Isn’t this how we want a watching world, a world outside of faith, to respond to difficulties in our lives? If you zoom out a bit, you can see the characteristics:

  • The people. Assumed in this response is that we will be in relationship with people outside of the faith. That people would know us well enough to know when that we are facing some really hard circumstance in life.
  • The fire. And those people out in the world would recognize the deep, deep pain we are in the midst of. They would look at the fire in which we find ourselves and recognize the danger. The heat. The struggle.
  • Something else. At the same time, in the way we are responding in the middle of the fire, that they would see there is “something (someone) else” in the midst of it with us.

We ought to walk through suffering so that a watching world recognizes that there is no good reason why we should have the hope we have. The peace we have. The continued joy we have. Not in a fire like that.

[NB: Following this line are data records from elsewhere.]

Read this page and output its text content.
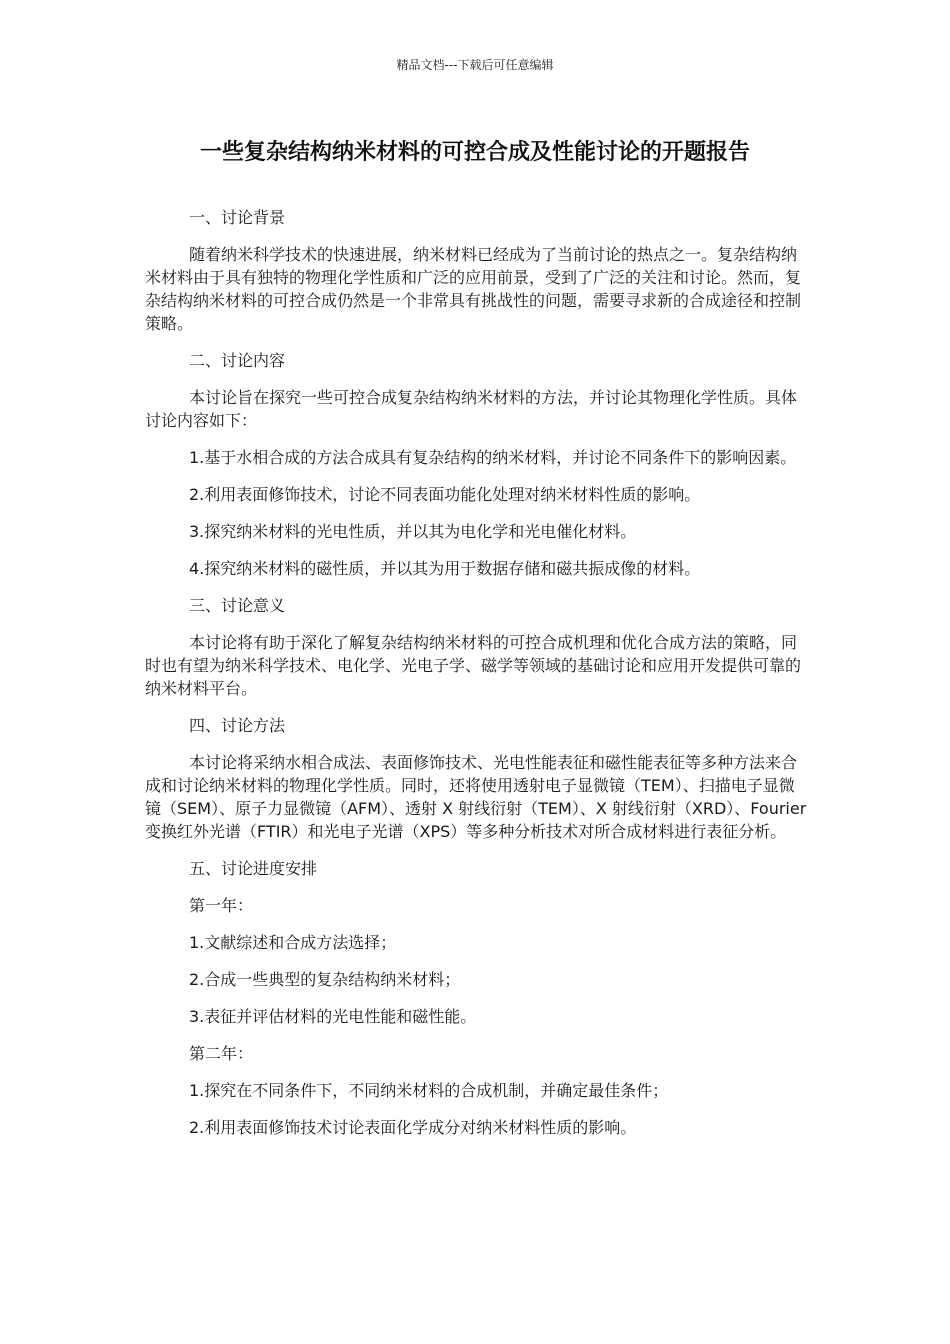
精品文档---下载后可任意编辑
一些复杂结构纳米材料的可控合成及性能讨论的开题报告

一、讨论背景

随着纳米科学技术的快速进展，纳米材料已经成为了当前讨论的热点之一。复杂结构纳米材料由于具有独特的物理化学性质和广泛的应用前景，受到了广泛的关注和讨论。然而，复杂结构纳米材料的可控合成仍然是一个非常具有挑战性的问题，需要寻求新的合成途径和控制策略。

二、讨论内容

本讨论旨在探究一些可控合成复杂结构纳米材料的方法，并讨论其物理化学性质。具体讨论内容如下：

1.基于水相合成的方法合成具有复杂结构的纳米材料，并讨论不同条件下的影响因素。

2.利用表面修饰技术，讨论不同表面功能化处理对纳米材料性质的影响。

3.探究纳米材料的光电性质，并以其为电化学和光电催化材料。

4.探究纳米材料的磁性质，并以其为用于数据存储和磁共振成像的材料。

三、讨论意义

本讨论将有助于深化了解复杂结构纳米材料的可控合成机理和优化合成方法的策略，同时也有望为纳米科学技术、电化学、光电子学、磁学等领域的基础讨论和应用开发提供可靠的纳米材料平台。

四、讨论方法

本讨论将采纳水相合成法、表面修饰技术、光电性能表征和磁性能表征等多种方法来合成和讨论纳米材料的物理化学性质。同时，还将使用透射电子显微镜（TEM）、扫描电子显微镜（SEM）、原子力显微镜（AFM）、透射 X 射线衍射（TEM）、X 射线衍射（XRD）、Fourier 变换红外光谱（FTIR）和光电子光谱（XPS）等多种分析技术对所合成材料进行表征分析。

五、讨论进度安排

第一年：

1.文献综述和合成方法选择；

2.合成一些典型的复杂结构纳米材料；

3.表征并评估材料的光电性能和磁性能。

第二年：

1.探究在不同条件下，不同纳米材料的合成机制，并确定最佳条件；

2.利用表面修饰技术讨论表面化学成分对纳米材料性质的影响。
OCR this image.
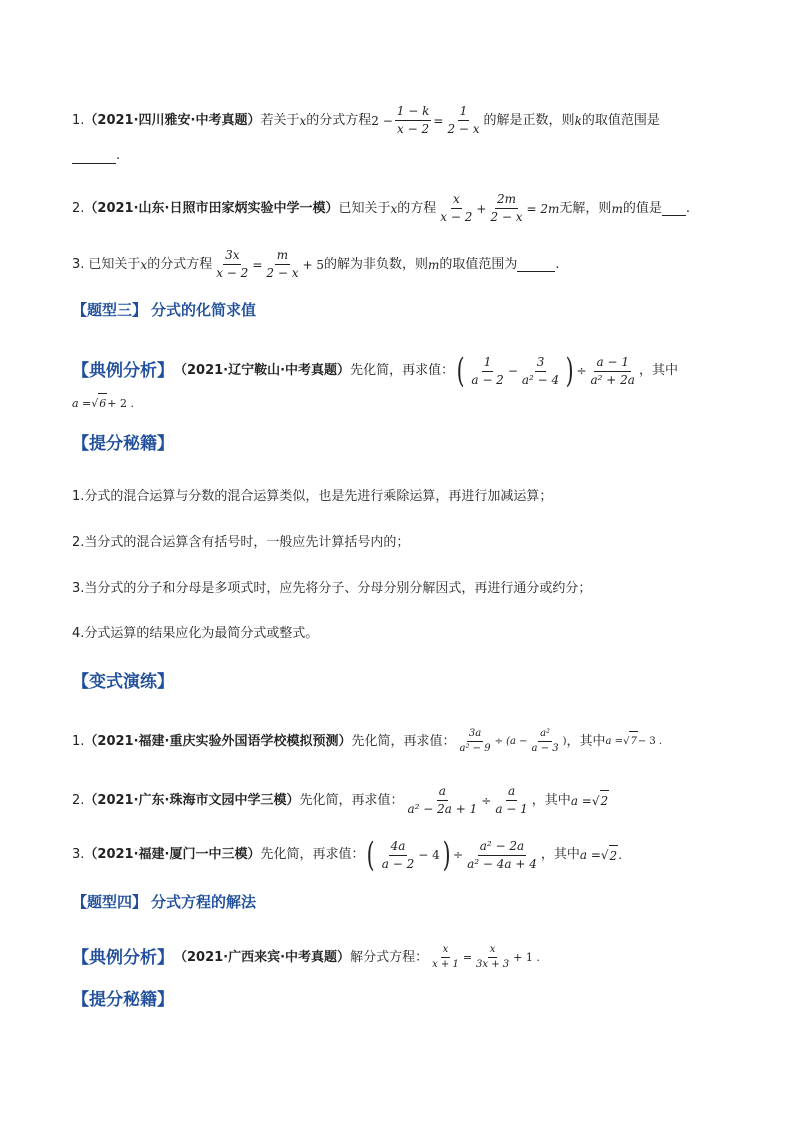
1. （2021·四川雅安·中考真题） 若关于 x 的分式方程 $2 - \frac{1 - k}{x - 2} = \frac{1}{2 - x}$ 的解是正数，则 k 的取值范围是
.
2. （2021·山东·日照市田家炳实验中学一模） 已知关于 x 的方程 $\frac{x}{x - 2} + \frac{2m}{2 - x} = 2m$ 无解，则 m 的值是 .
3. 已知关于 x 的分式方程 $\frac{3x}{x - 2} = \frac{m}{2 - x} + 5$ 的解为非负数，则 m 的取值范围为	.
【题型三】 分式的化简求值
【典例分析】 （2021·辽宁鞍山·中考真题） 先化简，再求值： ( $\frac{1}{a - 2} - \frac{3}{\text{a² − 4}}$ ) ÷ $\frac{a - 1}{\text{a² + 2a}}$ ，其中
a = √ 6 + 2 .
【提分秘籍】
1.分式的混合运算与分数的混合运算类似，也是先进行乘除运算，再进行加减运算；
2.当分式的混合运算含有括号时，一般应先计算括号内的；
3.当分式的分子和分母是多项式时，应先将分子、分母分别分解因式，再进行通分或约分；
4.分式运算的结果应化为最简分式或整式。
【变式演练】
1. （2021·福建·重庆实验外国语学校模拟预测） 先化简，再求值： $\frac{3a}{\text{a² − 9}} \div (a - \frac{\text{a²}}{a - 3}$ ) ，其中 a = √ 7 − 3 .
2. （2021·广东·珠海市文园中学三模） 先化简，再求值： $\frac{a}{\text{a² − 2a + 1}} \div \frac{a}{a - 1}$ ，其中 a = √ 2
3. （2021·福建·厦门一中三模） 先化简，再求值： ( $\frac{4a}{a - 2} - 4$ ) ÷ $\frac{\text{a² − 2a}}{\text{a² − 4a + 4}}$ ，其中 a = √ 2 .
【题型四】 分式方程的解法
【典例分析】 （2021·广西来宾·中考真题） 解分式方程： $\frac{x}{x + 1} = \frac{x}{3x + 3} + 1$ .
【提分秘籍】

And though they might not yet be able to identify with clarity the reason why, though the One who is with us might seem to be hazy and different, they will nevertheless recognize the presence of the “fourth” – someone that is making all the difference in the fire.

But perhaps, over time, that “fourth” will become all the more clear to them as well. They will come to know that the one who looks like a son of the gods is, in fact, the Son of God.